日韓関係望む対話 新大統領へ在日や県民ら期待

 韓国大統領選で文(ムン)在寅(ジェイン)氏(64)が当選を果たし、約9年ぶりに政権交代した。前政権下では日韓関係の冷え込みも指摘され、県内の在日コリアンらは関係の再構築を願う。県民も隣国の新たなリーダー誕生に「対話を大事に」と期待を寄せている。

 駐横浜大韓民国総領事館(横浜市中区)によると、在外投票は4月25〜30日に行われ、同領事館管内の神奈川、山梨、静岡の3県で2401人が事前登録し、1185人が投票。投票率は49%で前回(2012年)の大統領選の57%を下回った。

 日本で生まれ育った在日コリアンの中には、投票権を持ちながらも「感覚は日本人と変わらない」と、韓国の選挙自体に関心が薄い人も少なくない。

 「投票はしていない。
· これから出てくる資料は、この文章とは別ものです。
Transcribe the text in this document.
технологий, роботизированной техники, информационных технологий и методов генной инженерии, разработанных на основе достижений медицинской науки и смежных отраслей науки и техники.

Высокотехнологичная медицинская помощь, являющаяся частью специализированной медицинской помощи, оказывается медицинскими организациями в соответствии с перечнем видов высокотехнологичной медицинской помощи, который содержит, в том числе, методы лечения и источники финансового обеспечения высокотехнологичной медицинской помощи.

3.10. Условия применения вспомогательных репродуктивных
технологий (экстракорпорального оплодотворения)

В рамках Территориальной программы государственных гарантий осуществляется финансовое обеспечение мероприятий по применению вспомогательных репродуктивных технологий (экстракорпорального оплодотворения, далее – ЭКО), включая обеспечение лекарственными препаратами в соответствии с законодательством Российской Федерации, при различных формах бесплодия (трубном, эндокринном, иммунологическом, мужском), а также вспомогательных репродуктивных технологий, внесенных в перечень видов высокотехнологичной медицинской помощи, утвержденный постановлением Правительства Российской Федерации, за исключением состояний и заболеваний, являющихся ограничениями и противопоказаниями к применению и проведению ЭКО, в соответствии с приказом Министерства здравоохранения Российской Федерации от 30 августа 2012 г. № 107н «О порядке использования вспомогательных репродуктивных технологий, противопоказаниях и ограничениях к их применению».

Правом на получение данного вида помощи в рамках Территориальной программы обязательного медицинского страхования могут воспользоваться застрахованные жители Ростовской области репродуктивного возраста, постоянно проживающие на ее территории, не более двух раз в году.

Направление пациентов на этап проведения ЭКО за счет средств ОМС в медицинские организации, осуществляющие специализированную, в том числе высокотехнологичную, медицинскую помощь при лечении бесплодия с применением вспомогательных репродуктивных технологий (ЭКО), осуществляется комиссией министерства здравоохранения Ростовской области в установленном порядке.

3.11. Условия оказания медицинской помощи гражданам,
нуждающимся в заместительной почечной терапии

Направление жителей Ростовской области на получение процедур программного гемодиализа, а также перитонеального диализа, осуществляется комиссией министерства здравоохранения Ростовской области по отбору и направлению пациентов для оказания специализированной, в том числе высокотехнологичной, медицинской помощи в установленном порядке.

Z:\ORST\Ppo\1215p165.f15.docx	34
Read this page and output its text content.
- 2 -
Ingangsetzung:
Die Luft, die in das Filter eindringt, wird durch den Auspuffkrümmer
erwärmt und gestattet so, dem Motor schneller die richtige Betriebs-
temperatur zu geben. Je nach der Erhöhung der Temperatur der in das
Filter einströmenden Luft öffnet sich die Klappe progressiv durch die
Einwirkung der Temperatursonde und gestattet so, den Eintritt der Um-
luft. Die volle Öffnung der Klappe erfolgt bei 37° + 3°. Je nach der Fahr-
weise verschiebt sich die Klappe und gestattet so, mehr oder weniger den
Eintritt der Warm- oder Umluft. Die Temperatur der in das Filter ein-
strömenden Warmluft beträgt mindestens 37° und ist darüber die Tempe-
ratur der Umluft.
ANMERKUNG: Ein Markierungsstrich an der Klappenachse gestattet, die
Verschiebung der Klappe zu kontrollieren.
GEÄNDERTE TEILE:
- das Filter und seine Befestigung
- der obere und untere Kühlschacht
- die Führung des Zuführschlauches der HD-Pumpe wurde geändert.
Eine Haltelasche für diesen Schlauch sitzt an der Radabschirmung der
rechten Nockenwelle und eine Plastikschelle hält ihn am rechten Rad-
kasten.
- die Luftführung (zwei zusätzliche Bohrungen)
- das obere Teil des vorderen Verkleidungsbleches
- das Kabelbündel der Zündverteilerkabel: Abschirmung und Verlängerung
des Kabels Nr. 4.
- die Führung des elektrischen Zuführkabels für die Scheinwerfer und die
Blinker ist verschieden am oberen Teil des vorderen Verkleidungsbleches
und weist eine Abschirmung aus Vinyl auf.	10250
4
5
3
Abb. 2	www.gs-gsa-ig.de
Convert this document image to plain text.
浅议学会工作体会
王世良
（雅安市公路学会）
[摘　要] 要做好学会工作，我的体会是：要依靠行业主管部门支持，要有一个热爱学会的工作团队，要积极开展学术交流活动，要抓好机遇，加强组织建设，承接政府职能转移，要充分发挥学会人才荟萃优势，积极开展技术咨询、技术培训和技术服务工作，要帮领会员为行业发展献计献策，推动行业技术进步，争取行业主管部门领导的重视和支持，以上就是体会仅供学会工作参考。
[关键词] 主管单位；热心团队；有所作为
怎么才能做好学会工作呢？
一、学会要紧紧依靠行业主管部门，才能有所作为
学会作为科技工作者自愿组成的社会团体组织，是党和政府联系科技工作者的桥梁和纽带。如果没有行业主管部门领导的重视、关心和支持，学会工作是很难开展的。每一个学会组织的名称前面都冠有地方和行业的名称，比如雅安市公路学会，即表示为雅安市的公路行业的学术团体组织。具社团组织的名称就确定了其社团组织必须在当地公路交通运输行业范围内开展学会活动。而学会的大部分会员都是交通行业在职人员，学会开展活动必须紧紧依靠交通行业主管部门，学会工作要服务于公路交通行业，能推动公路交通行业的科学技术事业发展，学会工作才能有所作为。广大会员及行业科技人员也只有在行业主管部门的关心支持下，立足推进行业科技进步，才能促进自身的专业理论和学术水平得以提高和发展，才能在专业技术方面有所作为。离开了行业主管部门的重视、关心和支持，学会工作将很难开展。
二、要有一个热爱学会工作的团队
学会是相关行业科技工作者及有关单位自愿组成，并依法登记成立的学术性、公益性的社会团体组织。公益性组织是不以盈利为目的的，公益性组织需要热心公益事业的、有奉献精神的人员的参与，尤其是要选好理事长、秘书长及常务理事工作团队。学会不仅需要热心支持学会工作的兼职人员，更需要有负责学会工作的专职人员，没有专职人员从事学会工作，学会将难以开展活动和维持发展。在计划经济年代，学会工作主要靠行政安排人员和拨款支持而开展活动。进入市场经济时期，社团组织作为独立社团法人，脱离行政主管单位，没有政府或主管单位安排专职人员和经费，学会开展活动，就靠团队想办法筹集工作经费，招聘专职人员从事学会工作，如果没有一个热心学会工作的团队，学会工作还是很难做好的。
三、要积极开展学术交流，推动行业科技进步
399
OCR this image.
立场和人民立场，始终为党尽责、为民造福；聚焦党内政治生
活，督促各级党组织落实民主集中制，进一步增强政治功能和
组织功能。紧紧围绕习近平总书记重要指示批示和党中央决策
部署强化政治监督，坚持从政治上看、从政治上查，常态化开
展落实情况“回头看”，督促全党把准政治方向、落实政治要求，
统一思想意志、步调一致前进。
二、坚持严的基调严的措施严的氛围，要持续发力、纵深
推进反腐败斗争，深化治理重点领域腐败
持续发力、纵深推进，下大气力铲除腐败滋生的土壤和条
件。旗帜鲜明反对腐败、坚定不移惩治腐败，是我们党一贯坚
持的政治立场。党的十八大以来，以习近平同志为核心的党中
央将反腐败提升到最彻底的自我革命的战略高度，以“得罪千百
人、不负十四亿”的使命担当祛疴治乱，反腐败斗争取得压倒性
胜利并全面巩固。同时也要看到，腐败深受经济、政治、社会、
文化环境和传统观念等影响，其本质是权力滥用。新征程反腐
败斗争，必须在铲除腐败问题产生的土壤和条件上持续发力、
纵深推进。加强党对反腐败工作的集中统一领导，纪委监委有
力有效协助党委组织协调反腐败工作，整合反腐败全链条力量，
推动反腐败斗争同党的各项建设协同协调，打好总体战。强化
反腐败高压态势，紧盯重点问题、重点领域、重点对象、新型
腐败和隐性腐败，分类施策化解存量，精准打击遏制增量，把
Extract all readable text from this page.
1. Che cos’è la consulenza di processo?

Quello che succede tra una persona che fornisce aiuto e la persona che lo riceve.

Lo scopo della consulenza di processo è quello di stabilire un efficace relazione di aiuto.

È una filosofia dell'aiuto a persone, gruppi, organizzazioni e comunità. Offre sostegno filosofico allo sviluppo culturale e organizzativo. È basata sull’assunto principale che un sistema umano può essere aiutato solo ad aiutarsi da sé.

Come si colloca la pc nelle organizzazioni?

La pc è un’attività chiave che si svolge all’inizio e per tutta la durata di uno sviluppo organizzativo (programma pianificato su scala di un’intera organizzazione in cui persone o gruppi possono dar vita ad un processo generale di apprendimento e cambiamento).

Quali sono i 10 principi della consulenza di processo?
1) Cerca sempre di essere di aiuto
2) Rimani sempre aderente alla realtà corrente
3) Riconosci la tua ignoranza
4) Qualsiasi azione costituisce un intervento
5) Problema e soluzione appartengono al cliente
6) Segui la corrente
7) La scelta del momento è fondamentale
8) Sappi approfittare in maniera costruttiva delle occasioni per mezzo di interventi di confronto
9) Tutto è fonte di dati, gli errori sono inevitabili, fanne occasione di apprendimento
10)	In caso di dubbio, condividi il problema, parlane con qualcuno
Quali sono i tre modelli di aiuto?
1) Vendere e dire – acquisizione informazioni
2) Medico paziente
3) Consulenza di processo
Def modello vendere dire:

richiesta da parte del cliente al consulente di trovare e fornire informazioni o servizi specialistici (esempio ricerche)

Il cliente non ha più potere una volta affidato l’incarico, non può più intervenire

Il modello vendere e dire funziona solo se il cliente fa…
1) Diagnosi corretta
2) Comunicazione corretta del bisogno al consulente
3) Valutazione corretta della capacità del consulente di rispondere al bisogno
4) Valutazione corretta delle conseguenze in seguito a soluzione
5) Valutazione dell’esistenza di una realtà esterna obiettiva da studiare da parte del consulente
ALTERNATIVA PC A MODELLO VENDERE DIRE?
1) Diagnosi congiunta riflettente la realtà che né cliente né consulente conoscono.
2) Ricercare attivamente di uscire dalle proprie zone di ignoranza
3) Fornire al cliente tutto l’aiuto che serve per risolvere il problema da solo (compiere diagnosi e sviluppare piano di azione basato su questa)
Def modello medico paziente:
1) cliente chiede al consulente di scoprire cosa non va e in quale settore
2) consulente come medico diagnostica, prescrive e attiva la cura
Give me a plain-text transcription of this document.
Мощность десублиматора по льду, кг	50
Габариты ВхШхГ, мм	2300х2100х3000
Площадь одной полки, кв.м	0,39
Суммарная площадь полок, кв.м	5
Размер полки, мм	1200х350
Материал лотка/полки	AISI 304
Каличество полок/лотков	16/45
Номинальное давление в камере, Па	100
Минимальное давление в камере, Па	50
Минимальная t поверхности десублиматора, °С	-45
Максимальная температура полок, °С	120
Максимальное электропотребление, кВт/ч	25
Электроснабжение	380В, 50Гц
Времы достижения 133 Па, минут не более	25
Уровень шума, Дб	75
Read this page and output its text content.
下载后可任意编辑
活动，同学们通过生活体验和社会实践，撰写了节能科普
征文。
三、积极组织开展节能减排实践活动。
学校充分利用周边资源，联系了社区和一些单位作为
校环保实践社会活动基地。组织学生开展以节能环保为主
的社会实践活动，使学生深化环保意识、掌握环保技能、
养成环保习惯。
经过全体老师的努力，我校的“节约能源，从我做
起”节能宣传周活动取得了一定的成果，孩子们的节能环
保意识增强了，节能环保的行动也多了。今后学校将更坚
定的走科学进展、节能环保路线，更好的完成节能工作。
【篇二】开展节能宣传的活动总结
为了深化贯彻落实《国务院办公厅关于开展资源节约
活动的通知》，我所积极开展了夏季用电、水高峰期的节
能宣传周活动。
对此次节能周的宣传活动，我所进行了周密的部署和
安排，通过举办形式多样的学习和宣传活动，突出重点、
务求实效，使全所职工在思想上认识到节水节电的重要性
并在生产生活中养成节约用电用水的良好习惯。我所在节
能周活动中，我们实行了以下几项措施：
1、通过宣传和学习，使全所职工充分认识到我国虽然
文さんという名前も、今朝のニュースで初めて知った」。大統領選から一夜明け、在日コリアンが集住する川崎市川崎区桜本の商店街で働く在日3世の30代女性はそう話す。在日のコミュニティーでも韓国への留学経験者を除き、ほとんど話題に上らなかったという。「何を主張しているかもよく知らないが、誰が選ばれても同じでは」としつつ、「日韓両国の関係が悪くなるよりは平和でいてほしい」と願う。

 一方、投票権を行使した在日コリアン2世で、友好都市協定を結ぶ川崎市と韓国・富川(プチョン)市の市民交流会共同代表を務める〓(ペ)重度(ジュンド)さん(72)は結果を冷静に受け止める。

 「主要3候補とも、慰安婦問題の合意の再交渉など対日関係で強めの姿勢を出していたが、実際はもっと柔軟性を持って考えているのでは」。川崎に限らず、多くの自治体で市民レベルの交流が進む現状を踏まえ、「市民同士の関係が一気に険悪になるということはないと思う」と語った。

 「在日同胞も一緒に選んだ、極めて民主的に選ばれた大統領。我々は政府の方針を支援する立場」と話すのは在日本大韓民国民団(民団)県地方本部(横浜市神奈川区)の呉(オ)吉明(キルミョン)事務局長(55)だ。

 文氏の慰安婦合意再交渉の主張については「私たちは国籍が韓国でも日本で暮らす地域住民。日韓関係がぎくしゃくすると、ヘイトスピーチなどの危険に脅かされる」と懸念。「国レベルで合意した以上、引き継いでほしい。地域貢献の活動に水を差さないでもらいたい」と注文した。

 「横浜韓国語スクール」(同市中区)に通う同市都筑区の主婦(55)は、男性デュオ「東方神起」のファン。彼らの言葉に理解を深めたいと語学に励む。韓国まで足を運び、ライブも楽しんでいる。

 現地で出会った人はみんな親切だった。日韓関係の冷え込みを感じていたが、「国同士が争っているだけ。身近な温かさを忘れなければ関係は改善できる」 同市戸塚区の会社役員榎本和則さん(45)は2カ月に1度の韓国出張を続け、10年以上になる。

 現地では取引先とお酒を酌み交わしながら、たわいもない話を楽しむ。領土問題など意見が合わないこともあるが、「違いは当たり前。リスペクトし合うことが大事」と強調する。

 だからこそ、顔を見て対話を重ねることが大切だと考えている。「安倍首相は文大統領と早く会ってほしい。お互いを知り、一緒に歩んでいくことを一番大事にしてもらいたい」と期待を込めた。★県内自治体「変わらぬ交流を」 韓国と友好提携する県内自治体からは「友好関係は変わらない」「今後も市民交流を続けていく」などと変わらぬ交流を求める声が上がった。

 県は1990年に韓国・京畿道と友好提携を結んだ。黒岩祐治知事は「地域間交流はこれからも活発化させていく」と話す。

 2015年には提携25年を記念し、現地を訪問。青少年のスポーツ交流や職員相互派遣にも取り組んできた。「県内にも2万7千人ほどの韓国籍の人が住んでいる。ともに生きる社会をしっかりと続け、日韓の協力関係や交流を活発化させていくのがわれわれの使命」と話した。

 軍事境界線と面する坡州市と友好都市提携する秦野市。7月に中学生約20人を英語研修施設に派遣し、8月には小学生サッカーチームを遠征させるための準備を進めてきた。

 同市は「北朝鮮情勢の緊迫化や大統領選後の社会情勢を見極め、実施するかを今週中に決めたい」としている。